There have been two more recent decisions cited by commentators as evidence that Courts are becoming more willing to allow joinder of an insurer alongside their insolvent insureds. The first is a decision of the Western Australian Court of Appeal in QBE Insurance (Aust) v Lois Nominees Pty Ltd [2012] WASCA 186 (Lois), which involved an application for summary judgment by the insurer which the plaintiff was seeking to join to the proceeding. The majority of the Court of Appeal, comprising Newnes and Murphy JJA found that the plaintiff’s joinder application should be allowed to continue on the basis that the plaintiffs had an arguable claim.

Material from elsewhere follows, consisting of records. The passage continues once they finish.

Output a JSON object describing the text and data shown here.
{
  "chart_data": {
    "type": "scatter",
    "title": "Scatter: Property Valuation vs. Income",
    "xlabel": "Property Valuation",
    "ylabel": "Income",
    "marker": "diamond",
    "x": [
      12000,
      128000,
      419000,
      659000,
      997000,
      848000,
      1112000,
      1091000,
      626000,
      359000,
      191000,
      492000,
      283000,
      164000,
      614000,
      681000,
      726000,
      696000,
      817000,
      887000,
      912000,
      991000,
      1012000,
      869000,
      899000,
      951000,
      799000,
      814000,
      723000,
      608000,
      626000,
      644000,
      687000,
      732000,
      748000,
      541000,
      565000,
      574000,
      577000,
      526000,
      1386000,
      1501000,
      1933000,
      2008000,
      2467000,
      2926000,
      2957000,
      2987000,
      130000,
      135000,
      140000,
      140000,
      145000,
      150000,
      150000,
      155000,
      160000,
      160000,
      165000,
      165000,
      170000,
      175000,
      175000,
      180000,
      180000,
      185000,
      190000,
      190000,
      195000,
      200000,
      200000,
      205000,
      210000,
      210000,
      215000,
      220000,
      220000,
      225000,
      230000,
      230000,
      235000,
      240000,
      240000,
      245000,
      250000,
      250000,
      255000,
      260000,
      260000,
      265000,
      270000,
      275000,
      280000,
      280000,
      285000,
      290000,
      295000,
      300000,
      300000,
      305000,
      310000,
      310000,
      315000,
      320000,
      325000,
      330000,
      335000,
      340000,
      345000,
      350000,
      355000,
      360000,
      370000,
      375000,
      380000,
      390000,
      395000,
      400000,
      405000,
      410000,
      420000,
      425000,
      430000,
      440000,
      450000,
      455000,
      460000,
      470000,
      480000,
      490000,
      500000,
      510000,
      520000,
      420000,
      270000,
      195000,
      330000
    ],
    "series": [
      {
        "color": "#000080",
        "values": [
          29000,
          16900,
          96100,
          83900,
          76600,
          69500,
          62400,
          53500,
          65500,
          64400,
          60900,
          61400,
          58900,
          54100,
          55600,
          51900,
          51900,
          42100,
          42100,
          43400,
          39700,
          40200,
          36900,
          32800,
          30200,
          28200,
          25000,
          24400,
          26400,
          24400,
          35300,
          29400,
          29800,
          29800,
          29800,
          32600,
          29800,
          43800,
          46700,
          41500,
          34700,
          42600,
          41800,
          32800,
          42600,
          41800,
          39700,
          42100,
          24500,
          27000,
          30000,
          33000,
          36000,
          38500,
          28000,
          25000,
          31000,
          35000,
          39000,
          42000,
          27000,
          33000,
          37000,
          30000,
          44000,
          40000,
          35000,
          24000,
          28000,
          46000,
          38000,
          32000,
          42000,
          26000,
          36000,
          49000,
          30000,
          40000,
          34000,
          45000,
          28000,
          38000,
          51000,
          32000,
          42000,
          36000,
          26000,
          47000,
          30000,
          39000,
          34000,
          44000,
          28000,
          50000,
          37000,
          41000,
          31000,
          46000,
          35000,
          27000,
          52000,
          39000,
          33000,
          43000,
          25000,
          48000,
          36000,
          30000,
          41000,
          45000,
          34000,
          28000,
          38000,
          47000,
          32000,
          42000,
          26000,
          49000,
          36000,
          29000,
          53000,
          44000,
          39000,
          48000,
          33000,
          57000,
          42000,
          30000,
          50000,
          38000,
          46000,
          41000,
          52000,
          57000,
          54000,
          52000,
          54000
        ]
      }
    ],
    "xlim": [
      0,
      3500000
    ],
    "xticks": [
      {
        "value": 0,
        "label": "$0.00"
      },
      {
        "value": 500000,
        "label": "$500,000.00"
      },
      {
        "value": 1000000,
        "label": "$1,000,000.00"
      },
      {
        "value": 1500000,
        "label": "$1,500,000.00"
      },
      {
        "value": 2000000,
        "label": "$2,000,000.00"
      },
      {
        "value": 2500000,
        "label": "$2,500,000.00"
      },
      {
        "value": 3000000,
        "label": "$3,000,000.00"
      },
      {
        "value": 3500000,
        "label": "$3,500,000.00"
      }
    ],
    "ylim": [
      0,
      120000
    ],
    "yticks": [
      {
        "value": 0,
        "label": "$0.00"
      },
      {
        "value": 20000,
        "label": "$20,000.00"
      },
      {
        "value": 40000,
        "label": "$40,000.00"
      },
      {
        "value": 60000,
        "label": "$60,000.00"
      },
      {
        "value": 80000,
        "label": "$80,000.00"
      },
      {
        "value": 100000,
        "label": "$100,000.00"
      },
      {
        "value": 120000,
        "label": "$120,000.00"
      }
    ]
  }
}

Newnes JA in particular endorsed the decision in Ashmere, and declined to follow Interchase, noting that the insured in that case was not insolvent, and had not disputed the denial of indemnity.

However, McClure P dissented, giving weight to the procedural disadvantages cited by the insurers stating that in relation to Ashmere “with the greatest respect, it is difficult to see how that is correct. There was no ‘lis’ (in the sense of proceedings) between the insured and the insurers nor was there anything to indicate that the indemnity issues would be actively litigated between co-defendants so as to bind them”. Her Honour’s view is consistent with the reasoning of the majority in Interchase

Not long after Lois the New South Wales Supreme Court delivered its judgment in Owners-Strata Plan 62658 v Mestrez Pty Ltd [2012] NSWSC 1259 (Mestrez). The decision concerned the right of an insurer who is joined as a party to a proceeding, to plead a defence to the plaintiff’s claim on behalf of insolvent defendants while denying liability to indemnify those defendants under their insurance policies. The joinder of the insurer was not contested. Nonetheless the Court stated that reasons of better case management would have applied to, and justified, the joinder in the present case.16

Whilst it is arguable that the cause of insurers resisting third party claims for declarations has been ‘dealt a blow’ in light of Mestrez and Lois, it is submitted that the authorities are still unclear. The Western Australian Court of Appeal in Lois was evenly divided on whether a relevant controversy was required. Murphy J decided the application for leave on the basis of principles governing summary judgment. It was Newnes JA alone who relied on the reasoning in Ashmere, and then only by way of obiter dictum. In Mestrez, the outcome ultimately turned on the wording of the particular insurance policies, whereby the right of the insurer to defend the action on behalf of the insured was not conditional upon it providing indemnity, and His Honour’s findings were to the specific circumstances of the case. It is the writer’s opinion that it is still open to an insurer to argue that, having regard to the majority judgment in Interchase, and McClure P’s dissenting judgment in Lois, where an insured does not challenge the decision by an insurer to decline indemnity, there is no relevant “controversy” and a Court may not in those circumstances order a joinder of a claim by a third party seeking declaratory relief.